8/10
Better than it should be
28 June 2008
All the crap that After Dark has put me through is officially forgiven. Seriously, all the atrocious marketing BS and even worse movies (Dark Ride, here's looking at you) are officially forgiven in light of "The Gravedancers." The movie is that good.

It's hard to make an effective and scary ghost story. So many have already been done and the whole genre feels tired. Even the gimmickry of exotic Asian takes on the genre is beginning to fade. One needs look no farther than this years sole major release ghost story, "Dead Silence" to see how dire the situation has gotten.

But somehow Mike Mendez has taken a tired conceit and knocked it out of the park.

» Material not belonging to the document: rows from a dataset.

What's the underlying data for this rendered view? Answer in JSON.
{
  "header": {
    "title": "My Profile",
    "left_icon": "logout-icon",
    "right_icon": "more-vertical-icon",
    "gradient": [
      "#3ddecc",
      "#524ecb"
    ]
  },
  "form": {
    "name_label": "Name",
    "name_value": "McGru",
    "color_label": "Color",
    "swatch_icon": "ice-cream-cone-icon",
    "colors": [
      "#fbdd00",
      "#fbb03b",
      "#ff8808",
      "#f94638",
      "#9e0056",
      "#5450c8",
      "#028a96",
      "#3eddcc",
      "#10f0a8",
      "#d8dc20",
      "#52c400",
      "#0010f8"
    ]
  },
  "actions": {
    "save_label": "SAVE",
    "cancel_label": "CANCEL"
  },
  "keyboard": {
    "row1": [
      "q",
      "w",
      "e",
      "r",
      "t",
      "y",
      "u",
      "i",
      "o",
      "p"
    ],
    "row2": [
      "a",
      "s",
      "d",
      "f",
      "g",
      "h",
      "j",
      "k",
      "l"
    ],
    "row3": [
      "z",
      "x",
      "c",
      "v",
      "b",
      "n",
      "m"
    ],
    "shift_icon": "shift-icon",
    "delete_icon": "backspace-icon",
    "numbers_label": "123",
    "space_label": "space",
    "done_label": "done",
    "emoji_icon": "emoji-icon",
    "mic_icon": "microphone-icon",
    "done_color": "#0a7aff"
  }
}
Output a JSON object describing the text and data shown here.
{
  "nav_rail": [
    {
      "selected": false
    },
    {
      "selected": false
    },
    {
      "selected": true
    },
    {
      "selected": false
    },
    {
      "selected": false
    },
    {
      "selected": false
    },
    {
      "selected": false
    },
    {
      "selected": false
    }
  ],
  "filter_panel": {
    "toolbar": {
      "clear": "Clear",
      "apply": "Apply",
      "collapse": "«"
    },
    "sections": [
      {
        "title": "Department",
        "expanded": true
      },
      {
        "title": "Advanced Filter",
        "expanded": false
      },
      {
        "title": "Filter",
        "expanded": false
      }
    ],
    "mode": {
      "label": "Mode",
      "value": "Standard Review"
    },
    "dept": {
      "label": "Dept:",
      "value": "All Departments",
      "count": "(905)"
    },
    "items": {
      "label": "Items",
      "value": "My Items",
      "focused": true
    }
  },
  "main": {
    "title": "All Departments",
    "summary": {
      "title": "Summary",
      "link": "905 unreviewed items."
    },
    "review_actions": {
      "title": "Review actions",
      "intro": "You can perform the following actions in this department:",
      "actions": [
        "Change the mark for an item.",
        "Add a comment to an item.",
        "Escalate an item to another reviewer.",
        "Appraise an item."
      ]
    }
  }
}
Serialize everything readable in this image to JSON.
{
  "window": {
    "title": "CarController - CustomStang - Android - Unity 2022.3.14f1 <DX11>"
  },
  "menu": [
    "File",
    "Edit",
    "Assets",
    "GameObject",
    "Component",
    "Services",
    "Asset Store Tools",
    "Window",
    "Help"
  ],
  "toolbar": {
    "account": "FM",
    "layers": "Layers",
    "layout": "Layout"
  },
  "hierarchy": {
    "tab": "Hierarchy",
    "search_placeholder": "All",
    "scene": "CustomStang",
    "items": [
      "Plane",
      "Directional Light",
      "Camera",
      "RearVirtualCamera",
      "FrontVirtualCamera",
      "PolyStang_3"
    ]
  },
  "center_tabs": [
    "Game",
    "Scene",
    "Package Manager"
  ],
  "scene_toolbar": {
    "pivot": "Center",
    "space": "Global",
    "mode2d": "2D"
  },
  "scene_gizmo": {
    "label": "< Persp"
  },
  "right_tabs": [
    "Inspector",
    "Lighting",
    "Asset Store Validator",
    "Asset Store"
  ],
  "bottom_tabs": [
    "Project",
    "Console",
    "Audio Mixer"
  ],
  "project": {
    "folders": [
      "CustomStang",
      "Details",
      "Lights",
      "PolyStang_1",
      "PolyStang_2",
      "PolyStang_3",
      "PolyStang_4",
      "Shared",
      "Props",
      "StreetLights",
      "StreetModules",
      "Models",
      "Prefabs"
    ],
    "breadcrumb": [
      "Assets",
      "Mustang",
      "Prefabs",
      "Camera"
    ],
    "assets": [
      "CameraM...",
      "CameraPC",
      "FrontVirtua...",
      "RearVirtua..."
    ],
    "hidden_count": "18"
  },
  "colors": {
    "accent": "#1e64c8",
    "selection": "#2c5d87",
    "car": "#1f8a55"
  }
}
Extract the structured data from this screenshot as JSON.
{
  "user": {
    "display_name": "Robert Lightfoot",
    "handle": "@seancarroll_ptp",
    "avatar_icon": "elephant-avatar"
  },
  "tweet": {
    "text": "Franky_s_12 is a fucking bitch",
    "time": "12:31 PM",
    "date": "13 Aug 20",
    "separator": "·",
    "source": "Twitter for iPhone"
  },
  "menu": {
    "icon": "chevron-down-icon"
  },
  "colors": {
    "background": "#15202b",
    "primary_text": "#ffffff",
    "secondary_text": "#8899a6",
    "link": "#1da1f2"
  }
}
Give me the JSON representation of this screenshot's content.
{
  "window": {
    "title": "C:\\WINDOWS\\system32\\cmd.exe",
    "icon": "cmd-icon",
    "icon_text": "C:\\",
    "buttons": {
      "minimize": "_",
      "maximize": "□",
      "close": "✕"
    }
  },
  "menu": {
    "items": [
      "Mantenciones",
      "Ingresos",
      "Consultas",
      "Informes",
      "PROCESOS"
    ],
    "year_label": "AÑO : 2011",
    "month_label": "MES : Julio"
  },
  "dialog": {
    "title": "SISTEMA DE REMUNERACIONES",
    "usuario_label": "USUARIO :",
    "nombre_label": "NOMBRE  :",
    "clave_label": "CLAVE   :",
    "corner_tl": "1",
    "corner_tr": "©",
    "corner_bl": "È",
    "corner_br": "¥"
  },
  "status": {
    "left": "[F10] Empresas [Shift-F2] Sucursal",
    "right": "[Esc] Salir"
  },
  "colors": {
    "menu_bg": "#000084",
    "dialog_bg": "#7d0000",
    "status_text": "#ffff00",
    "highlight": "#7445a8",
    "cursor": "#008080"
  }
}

"The Gravedancers" tells the story of three friends who sneak into a cemetery after a friend's funeral. While there they find a mysterious and poetic letter that tells them to dance in the hallowed ground. They do so and soon discover they have placed a curse on themselves to be haunted by the ghosts whose graves they defaced. Of course, this being a horror film, they were dancing in the section of the cemetery reserved for "undesirables." The characters in "The Gravedancers" are all well drawn and filled out by the actors and the ghosts are each iconic with unique back stories. Also, the characters act like real people. They look for help and make intelligent decisions. This grounding in reality allows the film to really go off the deep end in its final reel without leaving the audience feeling insulted.

Though one matricidal phantom seems a bit too much of a coincidence haunting the married couple, the film rarely strains credulity and manages to wrap up almost all of its plot lines into one fulfilling arc. Characters die in surprising ways and the gore, though minimal, is done excellently by the team behind "Hellboy." And then there are the scares. I don't scare easy. I've seen hundreds and hundreds of horror flicks and I've taken enough film theory classes in college to know structurally when the jump scenes are coming, but Mendez flips the script and managed to make me squirm with tension and even surprised me more than once. There is one scene with a character waking up in bed that ranks amongst the most unsettling things I've ever seen.

Sadly, the ghost makeup is too cartoony to be effective when seen for any length of time and the film's micro-budget leaves the grand finale awash in sub-par effects that detract from an otherwise exceptional whole. But, because the 80 minutes leading up to the finale are so strong, the audience can easily forgive these short comings.